Mengapa Dua Replicas Belum Cukup #

Skenario: Deployment api, replicas: 2

  Tanpa anti-affinity:
  Node 1: [api-pod-1] [api-pod-2]   ← kedua Pod di node yang sama!
  Node 2: (kosong)

  Node 1 down → kedua Pod hilang → downtime

  Dengan anti-affinity (preferred):
  Node 1: [api-pod-1]
  Node 2: [api-pod-2]               ← satu Pod per node

  Node 1 down → api-pod-1 hilang → api-pod-2 masih melayani
  Kubernetes schedule Pod baru → api-pod-3 di Node 3 atau Node 1 yang pulih

Pod Anti-Affinity #

spec:
  template:
    spec:
      affinity:
        podAntiAffinity:
          # Required: HARUS di node berbeda (jika tidak bisa, Pod Pending)
          requiredDuringSchedulingIgnoredDuringExecution:
          - labelSelector:
              matchLabels:
                app: api
            topologyKey: kubernetes.io/hostname   # "hostname" = satu per node

          # Preferred: SEBAIKNYA di zone berbeda (lebih fleksibel)
          preferredDuringSchedulingIgnoredDuringExecution:
          - weight: 100
            podAffinityTerm:
              labelSelector:
                matchLabels:
                  app: api
              topologyKey: topology.kubernetes.io/zone  # satu per zone jika bisa

topologyKey yang umum:
  kubernetes.io/hostname         — satu Pod per node (strict)
  topology.kubernetes.io/zone    — satu Pod per availability zone
  topology.kubernetes.io/region  — satu Pod per region (jarang digunakan)

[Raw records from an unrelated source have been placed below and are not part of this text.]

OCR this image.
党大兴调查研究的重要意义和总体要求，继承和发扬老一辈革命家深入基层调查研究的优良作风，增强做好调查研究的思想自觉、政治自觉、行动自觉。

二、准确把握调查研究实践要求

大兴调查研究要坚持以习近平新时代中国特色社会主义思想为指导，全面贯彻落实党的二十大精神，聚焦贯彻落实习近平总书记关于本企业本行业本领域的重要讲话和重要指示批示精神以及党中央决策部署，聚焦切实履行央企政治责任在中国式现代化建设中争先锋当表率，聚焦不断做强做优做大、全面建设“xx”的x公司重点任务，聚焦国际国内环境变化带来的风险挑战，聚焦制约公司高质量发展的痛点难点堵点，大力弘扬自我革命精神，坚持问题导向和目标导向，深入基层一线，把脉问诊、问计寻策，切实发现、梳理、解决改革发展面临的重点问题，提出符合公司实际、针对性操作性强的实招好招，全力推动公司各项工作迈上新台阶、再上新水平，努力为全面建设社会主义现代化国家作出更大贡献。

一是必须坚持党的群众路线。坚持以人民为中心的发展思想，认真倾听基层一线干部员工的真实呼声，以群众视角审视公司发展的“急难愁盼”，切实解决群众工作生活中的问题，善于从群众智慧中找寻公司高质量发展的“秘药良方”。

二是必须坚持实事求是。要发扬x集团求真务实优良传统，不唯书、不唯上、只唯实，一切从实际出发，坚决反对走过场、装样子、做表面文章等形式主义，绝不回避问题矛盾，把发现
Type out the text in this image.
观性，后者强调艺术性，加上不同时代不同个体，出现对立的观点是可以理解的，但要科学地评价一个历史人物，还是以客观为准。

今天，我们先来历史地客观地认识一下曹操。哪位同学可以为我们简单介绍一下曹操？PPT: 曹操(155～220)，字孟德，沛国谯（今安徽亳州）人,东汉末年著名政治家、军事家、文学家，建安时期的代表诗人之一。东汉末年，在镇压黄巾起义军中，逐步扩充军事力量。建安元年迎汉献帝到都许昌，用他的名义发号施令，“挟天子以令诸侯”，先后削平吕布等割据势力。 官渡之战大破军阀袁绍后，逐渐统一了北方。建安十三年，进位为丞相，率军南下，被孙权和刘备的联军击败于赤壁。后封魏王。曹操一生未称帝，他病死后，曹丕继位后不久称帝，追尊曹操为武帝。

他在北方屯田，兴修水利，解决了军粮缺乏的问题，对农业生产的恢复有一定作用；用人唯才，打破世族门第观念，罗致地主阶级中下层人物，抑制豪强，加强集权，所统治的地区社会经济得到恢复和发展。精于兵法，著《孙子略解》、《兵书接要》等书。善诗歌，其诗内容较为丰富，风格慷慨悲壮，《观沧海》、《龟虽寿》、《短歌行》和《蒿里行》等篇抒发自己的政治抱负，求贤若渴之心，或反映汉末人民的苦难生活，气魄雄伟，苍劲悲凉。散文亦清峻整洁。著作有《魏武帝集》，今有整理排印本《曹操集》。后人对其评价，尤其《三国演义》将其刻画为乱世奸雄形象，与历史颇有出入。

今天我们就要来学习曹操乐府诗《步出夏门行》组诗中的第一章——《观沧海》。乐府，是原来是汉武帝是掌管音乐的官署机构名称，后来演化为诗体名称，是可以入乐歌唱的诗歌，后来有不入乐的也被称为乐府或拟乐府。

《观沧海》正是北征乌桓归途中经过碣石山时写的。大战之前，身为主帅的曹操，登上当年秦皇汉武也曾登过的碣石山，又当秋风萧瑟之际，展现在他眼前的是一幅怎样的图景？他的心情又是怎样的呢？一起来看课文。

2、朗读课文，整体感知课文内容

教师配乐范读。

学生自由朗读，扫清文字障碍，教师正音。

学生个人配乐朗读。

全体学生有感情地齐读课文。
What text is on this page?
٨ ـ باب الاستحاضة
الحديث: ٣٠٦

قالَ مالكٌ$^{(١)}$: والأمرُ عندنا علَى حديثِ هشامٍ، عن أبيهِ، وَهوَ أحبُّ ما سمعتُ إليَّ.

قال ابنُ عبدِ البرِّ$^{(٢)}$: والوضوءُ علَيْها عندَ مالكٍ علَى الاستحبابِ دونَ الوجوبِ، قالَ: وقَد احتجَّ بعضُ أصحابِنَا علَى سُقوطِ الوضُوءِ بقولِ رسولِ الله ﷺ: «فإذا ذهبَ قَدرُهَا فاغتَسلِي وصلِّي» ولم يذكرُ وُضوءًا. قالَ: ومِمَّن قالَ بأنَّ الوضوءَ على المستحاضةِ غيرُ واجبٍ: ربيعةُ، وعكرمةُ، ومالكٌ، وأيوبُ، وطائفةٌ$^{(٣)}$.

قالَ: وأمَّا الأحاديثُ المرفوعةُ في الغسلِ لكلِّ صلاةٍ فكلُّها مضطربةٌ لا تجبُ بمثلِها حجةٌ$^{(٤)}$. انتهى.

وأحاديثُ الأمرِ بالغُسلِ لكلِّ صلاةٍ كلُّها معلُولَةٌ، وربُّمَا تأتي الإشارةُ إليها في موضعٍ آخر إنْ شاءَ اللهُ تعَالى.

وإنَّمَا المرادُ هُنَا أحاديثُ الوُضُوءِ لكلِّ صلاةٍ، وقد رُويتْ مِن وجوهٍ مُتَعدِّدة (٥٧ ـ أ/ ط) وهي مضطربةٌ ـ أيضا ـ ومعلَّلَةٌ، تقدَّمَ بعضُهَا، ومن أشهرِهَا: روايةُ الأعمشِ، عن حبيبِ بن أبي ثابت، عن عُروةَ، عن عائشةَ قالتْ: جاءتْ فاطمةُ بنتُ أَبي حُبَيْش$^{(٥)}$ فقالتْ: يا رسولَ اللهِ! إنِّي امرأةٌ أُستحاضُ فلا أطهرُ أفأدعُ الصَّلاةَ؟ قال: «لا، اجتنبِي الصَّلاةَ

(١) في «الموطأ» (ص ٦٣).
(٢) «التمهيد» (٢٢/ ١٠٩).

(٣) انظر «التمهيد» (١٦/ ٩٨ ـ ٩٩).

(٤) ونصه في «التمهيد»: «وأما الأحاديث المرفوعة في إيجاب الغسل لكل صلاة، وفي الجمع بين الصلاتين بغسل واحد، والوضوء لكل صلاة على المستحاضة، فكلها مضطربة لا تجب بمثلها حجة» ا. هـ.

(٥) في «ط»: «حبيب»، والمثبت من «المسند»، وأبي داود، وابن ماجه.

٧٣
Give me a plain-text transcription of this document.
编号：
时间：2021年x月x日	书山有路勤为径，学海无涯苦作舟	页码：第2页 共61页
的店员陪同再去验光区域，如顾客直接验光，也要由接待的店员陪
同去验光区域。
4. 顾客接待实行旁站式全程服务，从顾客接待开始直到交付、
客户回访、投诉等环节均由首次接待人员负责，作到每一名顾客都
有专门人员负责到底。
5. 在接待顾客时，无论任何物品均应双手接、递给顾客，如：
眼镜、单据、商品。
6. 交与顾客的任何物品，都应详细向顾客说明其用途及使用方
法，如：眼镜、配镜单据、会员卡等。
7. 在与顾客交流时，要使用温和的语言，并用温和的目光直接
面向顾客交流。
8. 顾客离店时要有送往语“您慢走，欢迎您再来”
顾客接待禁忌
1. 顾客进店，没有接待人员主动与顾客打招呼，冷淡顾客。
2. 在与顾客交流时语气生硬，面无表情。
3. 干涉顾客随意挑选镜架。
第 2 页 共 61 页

topologySpreadConstraints: Distribusi yang Lebih Presisi #

topologySpreadConstraints memberikan kontrol lebih granular dari anti-affinity — kamu bisa definisikan berapa maksimum ketidakseimbangan yang diperbolehkan:

spec:
  template:
    spec:
      topologySpreadConstraints:
      # Spread ke zone: maksimum selisih 1 Pod antar zone
      - maxSkew: 1
        topologyKey: topology.kubernetes.io/zone
        whenUnsatisfiable: DoNotSchedule    # atau ScheduleAnyway
        labelSelector:
          matchLabels:
            app: api

      # Spread ke node: maksimum selisih 2 Pod antar node
      - maxSkew: 2
        topologyKey: kubernetes.io/hostname
        whenUnsatisfiable: ScheduleAnyway   # lebih fleksibel
        labelSelector:
          matchLabels:
            app: api

Dengan 3 zone (A, B, C) dan 9 replicas:

  Tanpa spread constraints:
  Zone A: [Pod1] [Pod2] [Pod3] [Pod4] [Pod5] [Pod6]
  Zone B: [Pod7] [Pod8]
  Zone C: [Pod9]
  → Tidak merata; zone A down = 67% kapasitas hilang

  Dengan maxSkew: 1:
  Zone A: [Pod1] [Pod2] [Pod3]
  Zone B: [Pod4] [Pod5] [Pod6]
  Zone C: [Pod7] [Pod8] [Pod9]
  → Merata; zone A down = hanya 33% kapasitas berkurang

Pod Disruption Budget (PDB) #

PDB melindungi availability saat operasi disruptif yang disengaja: node drain saat upgrade, Cluster Autoscaler scale-down, atau eviction manual.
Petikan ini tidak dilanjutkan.